Teacher + student = Knowledge economy


Much is rightly made of upskilling and reskilling in the context of the rapidly changing – and, indeed, disrupted – terrain of the professional workforce. Much change is also desperately required closer to the ‘source’ that leads up the knowledge and skill chain. The National Curriculum Framework for School Education (NCFSE), released last week, understands this. As one of four curriculum frameworks, it proposes a broad structure of school education that is fit for purpose for a rapidly growing and emerging India. Innovation and openness are central pillars of this blueprint – giving equal status to all subjects and learning domains, integrating vocational education. The shift away from a siloed, information-heavy approach to learning is much welcome. How this will be enabled will be its true test.

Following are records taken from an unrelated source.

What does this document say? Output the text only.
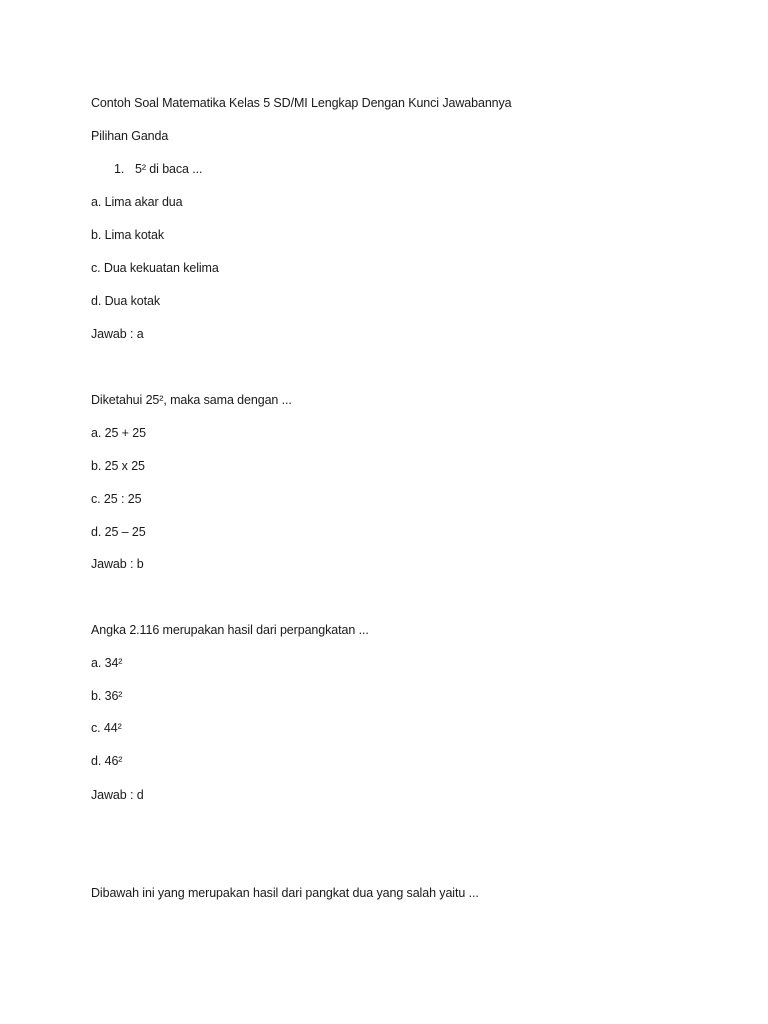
Contoh Soal Matematika Kelas 5 SD/MI Lengkap Dengan Kunci Jawabannya
Pilihan Ganda
1. 5² di baca ...
a. Lima akar dua
b. Lima kotak
c. Dua kekuatan kelima
d. Dua kotak
Jawab : a
Diketahui 25², maka sama dengan ...
a. 25 + 25
b. 25 x 25
c. 25 : 25
d. 25 – 25
Jawab : b
Angka 2.116 merupakan hasil dari perpangkatan ...
a. 34²
b. 36²
c. 44²
d. 46²
Jawab : d
Dibawah ini yang merupakan hasil dari pangkat dua yang salah yaitu ...
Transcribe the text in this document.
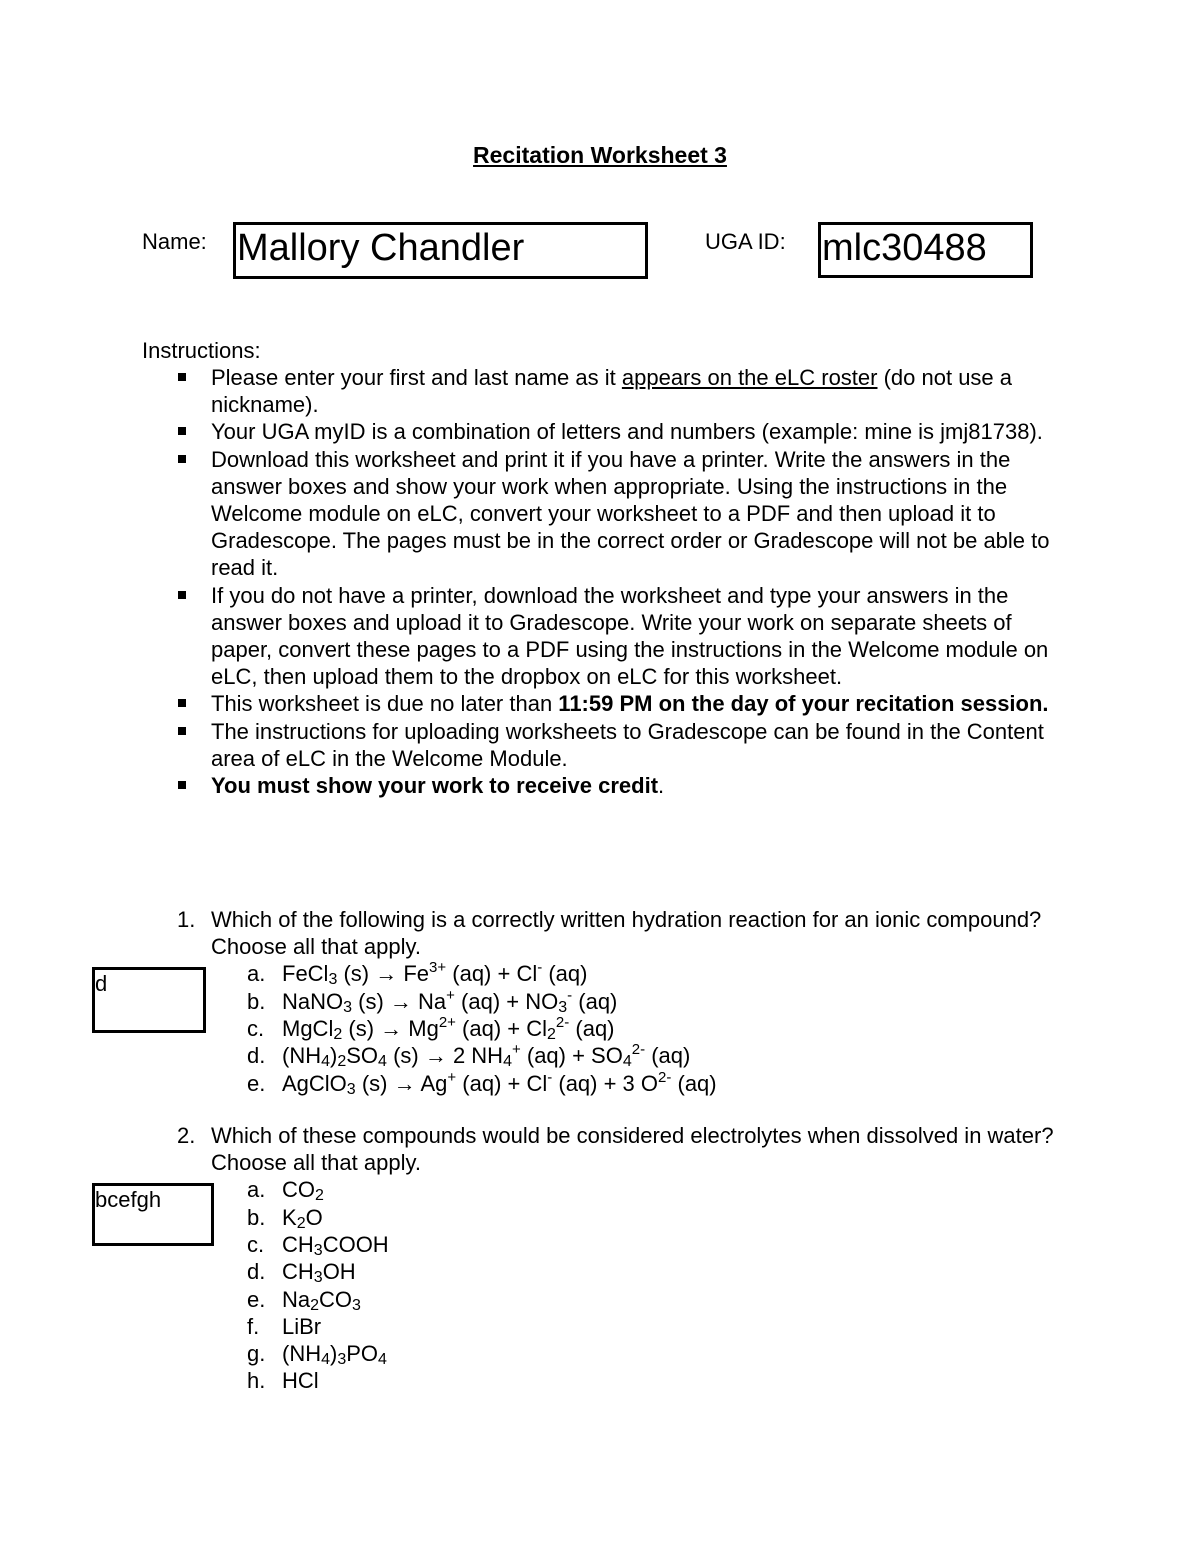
Recitation Worksheet 3
Name: Mallory Chandler	UGA ID: mlc30488
Instructions:
Please enter your first and last name as it appears on the eLC roster (do not use a nickname).
Your UGA myID is a combination of letters and numbers (example: mine is jmj81738).
Download this worksheet and print it if you have a printer. Write the answers in the answer boxes and show your work when appropriate. Using the instructions in the Welcome module on eLC, convert your worksheet to a PDF and then upload it to Gradescope. The pages must be in the correct order or Gradescope will not be able to read it.
If you do not have a printer, download the worksheet and type your answers in the answer boxes and upload it to Gradescope. Write your work on separate sheets of paper, convert these pages to a PDF using the instructions in the Welcome module on eLC, then upload them to the dropbox on eLC for this worksheet.
This worksheet is due no later than 11:59 PM on the day of your recitation session.
The instructions for uploading worksheets to Gradescope can be found in the Content area of eLC in the Welcome Module.
You must show your work to receive credit.
1. Which of the following is a correctly written hydration reaction for an ionic compound? Choose all that apply.
a. FeCl$_3$ $(s) \to Fe^{3+}$ (aq) + Cl- (aq)
b. NaNO$_3$ (s) → Na+ $(aq) + NO_3^-$ (aq)
c. MgCl$_2$ $(s) \to Mg^{2+}$ $(aq) + Cl_2^{2-}$ (aq)
d. $(NH_4)_2SO_4$ (s) → 2 $NH_4^+$ $(aq) + SO_4^{2-}$ (aq)
e. AgClO$_3$ (s) → Ag+ (aq) + Cl- (aq) + 3 $O^{2-}$ (aq)
d
2. Which of these compounds would be considered electrolytes when dissolved in water? Choose all that apply.
a. $CO_2$
b. $K_2O$
c. $CH_3COOH$
d. $CH_3OH$
e. $Na_2CO_3$
f. LiBr
g. $(NH_4)_3PO_4$
h. HCl
bcefgh
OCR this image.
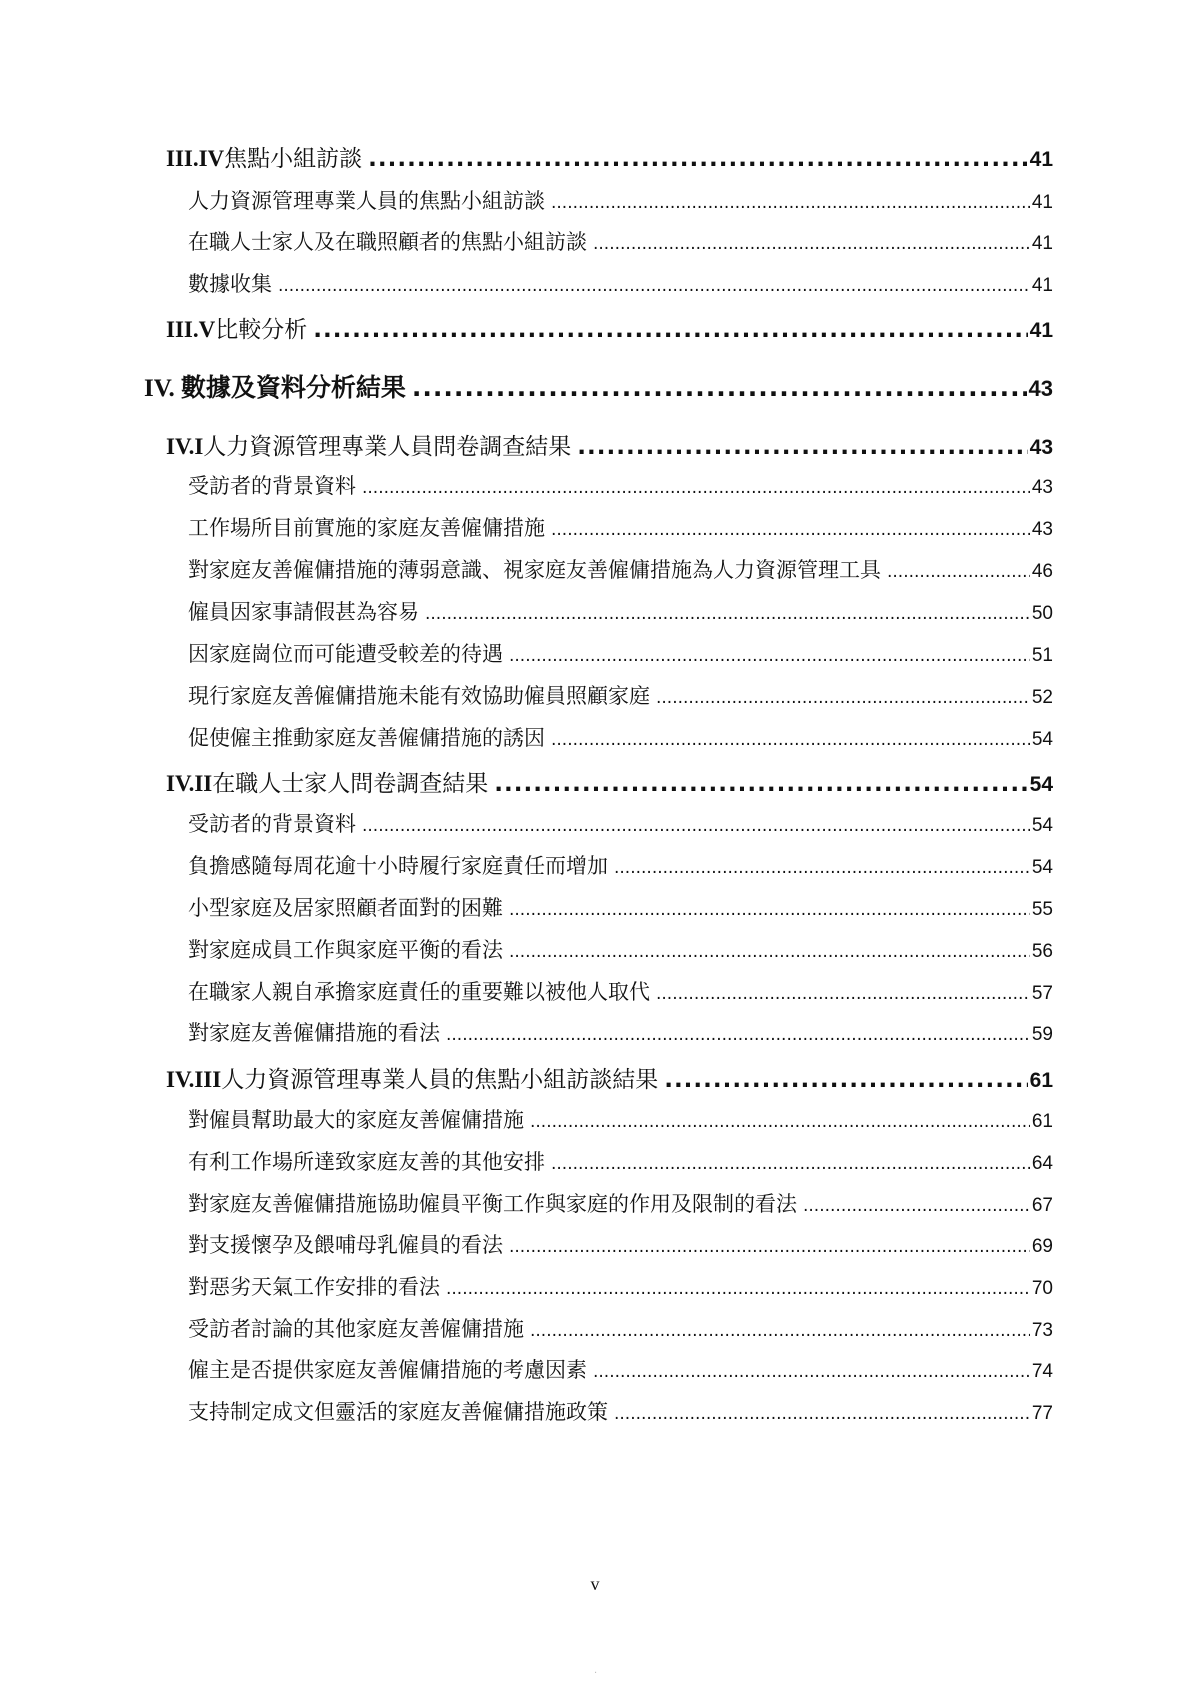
III.IV 焦點小組訪談 .....	41
人力資源管理專業人員的焦點小組訪談 .....	41
在職人士家人及在職照顧者的焦點小組訪談 .....	41
數據收集 .....	41
III.V 比較分析 .....	41
IV. 數據及資料分析結果 .....	43
IV.I 人力資源管理專業人員問卷調查結果 .....	43
受訪者的背景資料 .....	43
工作場所目前實施的家庭友善僱傭措施 .....	43
對家庭友善僱傭措施的薄弱意識、視家庭友善僱傭措施為人力資源管理工具 .....	46
僱員因家事請假甚為容易 .....	50
因家庭崗位而可能遭受較差的待遇 .....	51
現行家庭友善僱傭措施未能有效協助僱員照顧家庭 .....	52
促使僱主推動家庭友善僱傭措施的誘因 .....	54
IV.II 在職人士家人問卷調查結果 .....	54
受訪者的背景資料 .....	54
負擔感隨每周花逾十小時履行家庭責任而增加 .....	54
小型家庭及居家照顧者面對的困難 .....	55
對家庭成員工作與家庭平衡的看法 .....	56
在職家人親自承擔家庭責任的重要難以被他人取代 .....	57
對家庭友善僱傭措施的看法 .....	59
IV.III 人力資源管理專業人員的焦點小組訪談結果 .....	61
對僱員幫助最大的家庭友善僱傭措施 .....	61
有利工作場所達致家庭友善的其他安排 .....	64
對家庭友善僱傭措施協助僱員平衡工作與家庭的作用及限制的看法 .....	67
對支援懷孕及餵哺母乳僱員的看法 .....	69
對惡劣天氣工作安排的看法 .....	70
受訪者討論的其他家庭友善僱傭措施 .....	73
僱主是否提供家庭友善僱傭措施的考慮因素 .....	74
支持制定成文但靈活的家庭友善僱傭措施政策 .....	77
v
·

NCFSE is purportedly designed with the teacher at its centre. This certainly makes sense, since a large proportion of India’s school-going population relies heavily on teachers, both qualitatively and quantitatively, to gain from attending classrooms. NCFSE builds on earlier iterations, moving towards a semester-based system, blurring of ‘hard’ choices between streams (science, commerce, arts) and dismantling embedded hierarchies of disciplines regardless of academic or vocational education. The recommendation of a biannual Board exam will help de-stress learning.

There are real challenges that the NCF proposes to tackle – translating the intent of creating a system of openness, inclusivity, confidence and innovation into a real knowledge economy. Arguably, the most crucial challenge will be creating a body of educators that can transform NCF into reality. Here again, the framework for imparting teacher education will be vital.